As site of deadly Ethiopian air crash brings mourners, victims’ loved ones demand answers
In the aftermath of the deadly crash near Addis Ababa that killed 157 people, relatives have come to the mournful site but they are unable to claim their loved ones or answers
The families of the victims of Ethiopian Airlines Flight 302, have journeyed to the site of Sunday’s fatal accident, joining each other in making the site a sacred place of grieving.
Relatives were seen staggering off the scene with sorrow, while others stood in silence. While the site has become a place of mourning it has also become a place where people are demanding answers.
“We owe it to the families to understand what happened,” said British Ambassador Alastair McPhail.
Officials say 157 people died last Sunday on the Boeing 737 Max 8 aircraft as it took off from Bole Airport in Addis Abbaba, Ethiopia at 8:38 AM on its way to Nairobi, Kenya. By 8:44 AM the plane crashed in a field outside of Bishoftu, Ethiopia. In that same field families are leaving photos, gifts, flowers and more all under a makeshift floral arch, reports the Associated Press.
As yellow tape remains around the crash site, families met with Ethiopian airlines hoping to get answers on Thursday. Around 100 relatives of the victims walked out of the meeting due to lack of information on their loved ones.
A Yemeni citizen Abdulmajid Shariff, 38, who lost his brother-in-law in the crash expressed his anger.
“They called us to give us a report on bodies and the reasons for the crash but there was no information,” Shariff said.
The airlines weren’t able to produce reports of bodies because the passengers remains have been charred due a fire during the crash. But this lack of information has left families uneasy.
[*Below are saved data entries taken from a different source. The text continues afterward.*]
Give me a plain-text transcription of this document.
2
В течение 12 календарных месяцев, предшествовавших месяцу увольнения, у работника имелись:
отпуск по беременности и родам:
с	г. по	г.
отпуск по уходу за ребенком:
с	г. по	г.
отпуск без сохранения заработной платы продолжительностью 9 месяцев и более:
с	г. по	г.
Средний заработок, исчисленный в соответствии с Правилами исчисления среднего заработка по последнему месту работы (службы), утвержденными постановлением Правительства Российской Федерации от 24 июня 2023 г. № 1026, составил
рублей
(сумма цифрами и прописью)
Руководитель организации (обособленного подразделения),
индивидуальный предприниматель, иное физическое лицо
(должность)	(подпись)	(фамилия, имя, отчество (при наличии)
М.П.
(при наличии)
A Kenyan woman who lost her sister and wanted to remain anonymous said, “We wanted to be told about DNA identification but they told us nothing. They were just offering condolences.”
“I’m actually going home today because there is nothing here,” she said.
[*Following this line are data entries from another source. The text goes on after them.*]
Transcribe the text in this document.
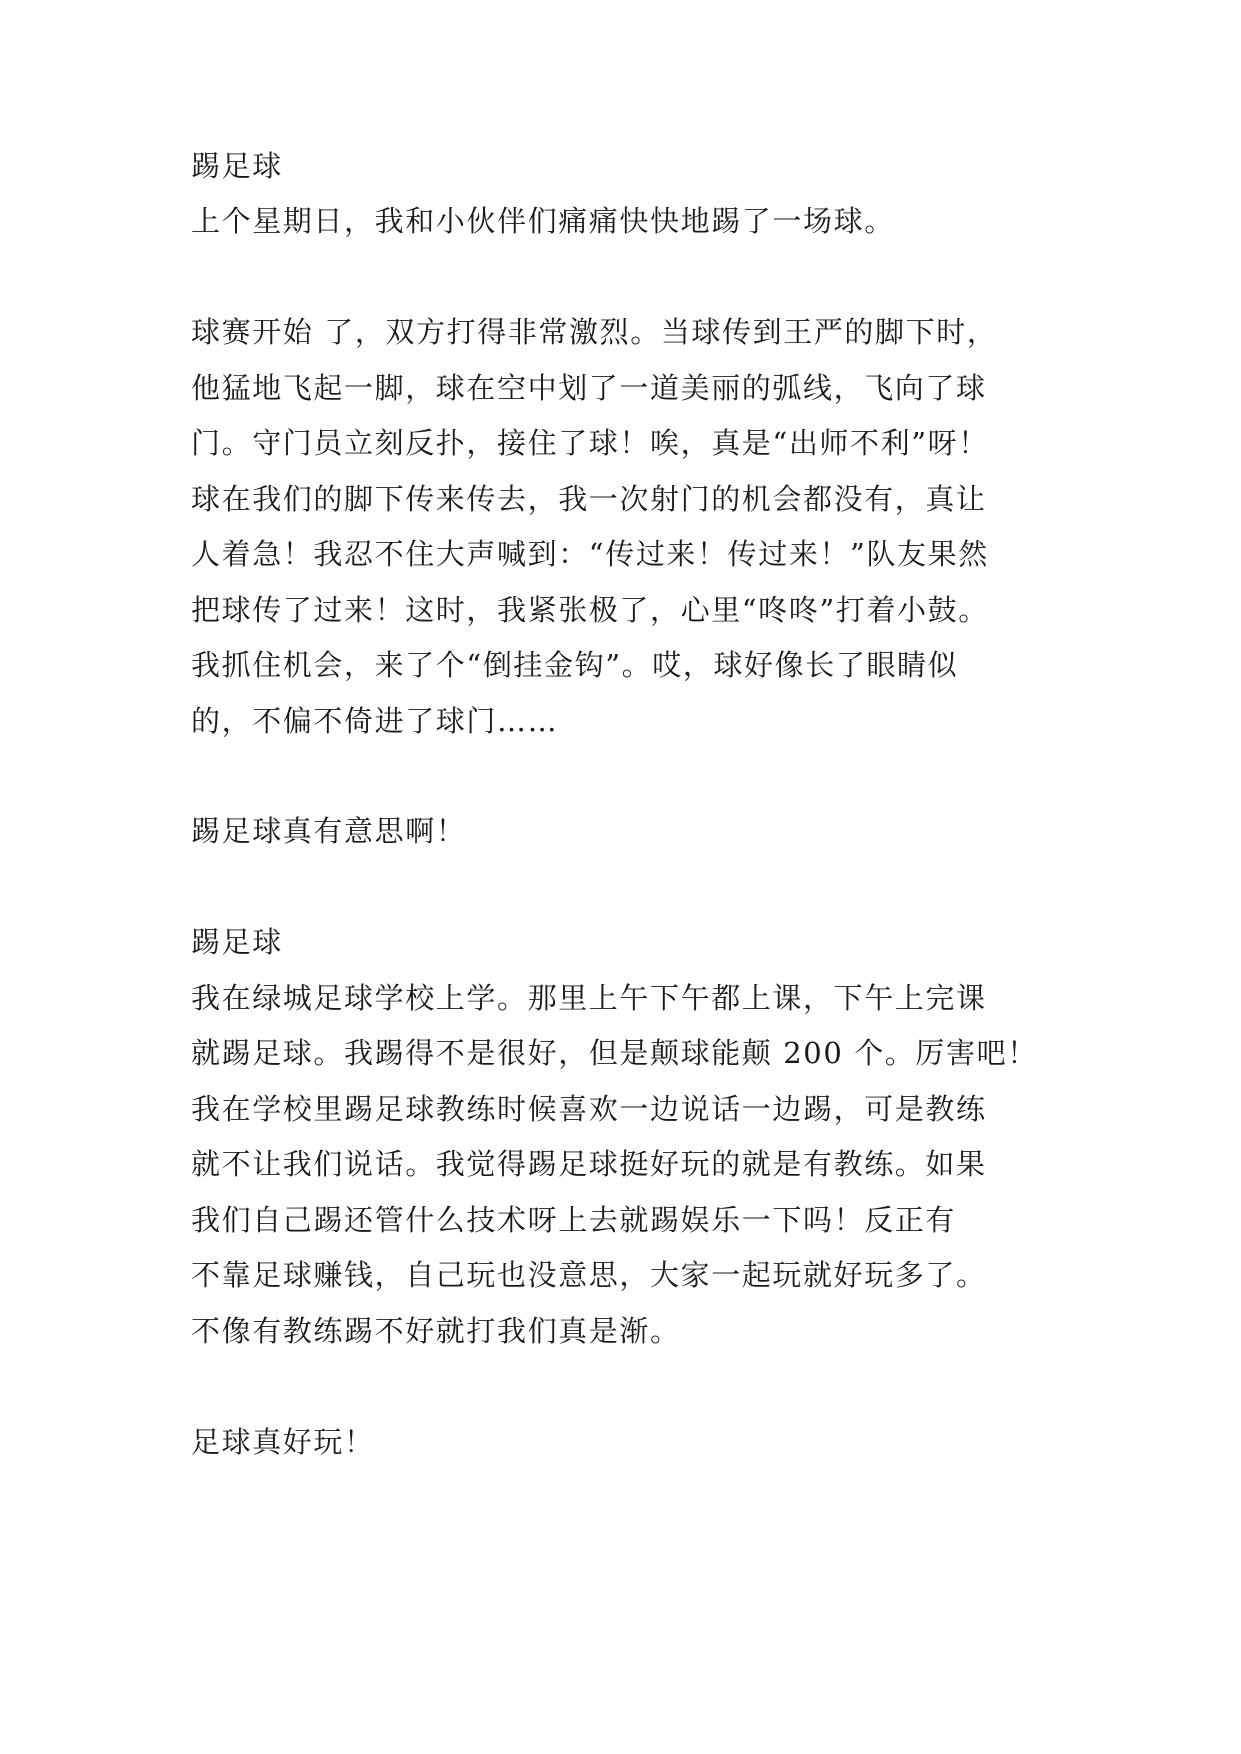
踢足球
上个星期日，我和小伙伴们痛痛快快地踢了一场球。
球赛开始 了，双方打得非常激烈。当球传到王严的脚下时，
他猛地飞起一脚，球在空中划了一道美丽的弧线，飞向了球
门。守门员立刻反扑，接住了球！唉，真是“出师不利”呀！
球在我们的脚下传来传去，我一次射门的机会都没有，真让
人着急！我忍不住大声喊到：“传过来！传过来！”队友果然
把球传了过来！这时，我紧张极了，心里“咚咚”打着小鼓。
我抓住机会，来了个“倒挂金钩”。哎，球好像长了眼睛似
的，不偏不倚进了球门……
踢足球真有意思啊！
踢足球
我在绿城足球学校上学。那里上午下午都上课，下午上完课
就踢足球。我踢得不是很好，但是颠球能颠 200 个。厉害吧！
我在学校里踢足球教练时候喜欢一边说话一边踢，可是教练
就不让我们说话。我觉得踢足球挺好玩的就是有教练。如果
我们自己踢还管什么技术呀上去就踢娱乐一下吗！反正有
不靠足球赚钱，自己玩也没意思，大家一起玩就好玩多了。
不像有教练踢不好就打我们真是渐。
足球真好玩！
Others became more frustrated because there were no bodies to bury, which goes against religious customs of many of the families.
“Big families, a lot of people and the full Israeli nation is waiting for these remains and we will not go out of Ethiopia until we find the remains to bury them,” Moshi Biton of Israel, who lost his brother, Shimon Daniel Re’em Biton, told the Associated Press.
“Because if not, they will stay missing for the rest of the life and we cannot do that in our religion.”
For Muslims, a body must be buried as soon as possible and in the In the Ethiopian Orthodox church, bodies are to be buried a day after death.
This is the second Boeing 737 Max 8 aircraft to crash in the last six months. The first happened in Indonesia when a Lion Air jet crashed near the capital Jakarta on Oct. 29, killing all 189 on board. All countries, including the United States operating with the Max 8 have banned the aircraft until further notice. The cause of the crash is still unknown.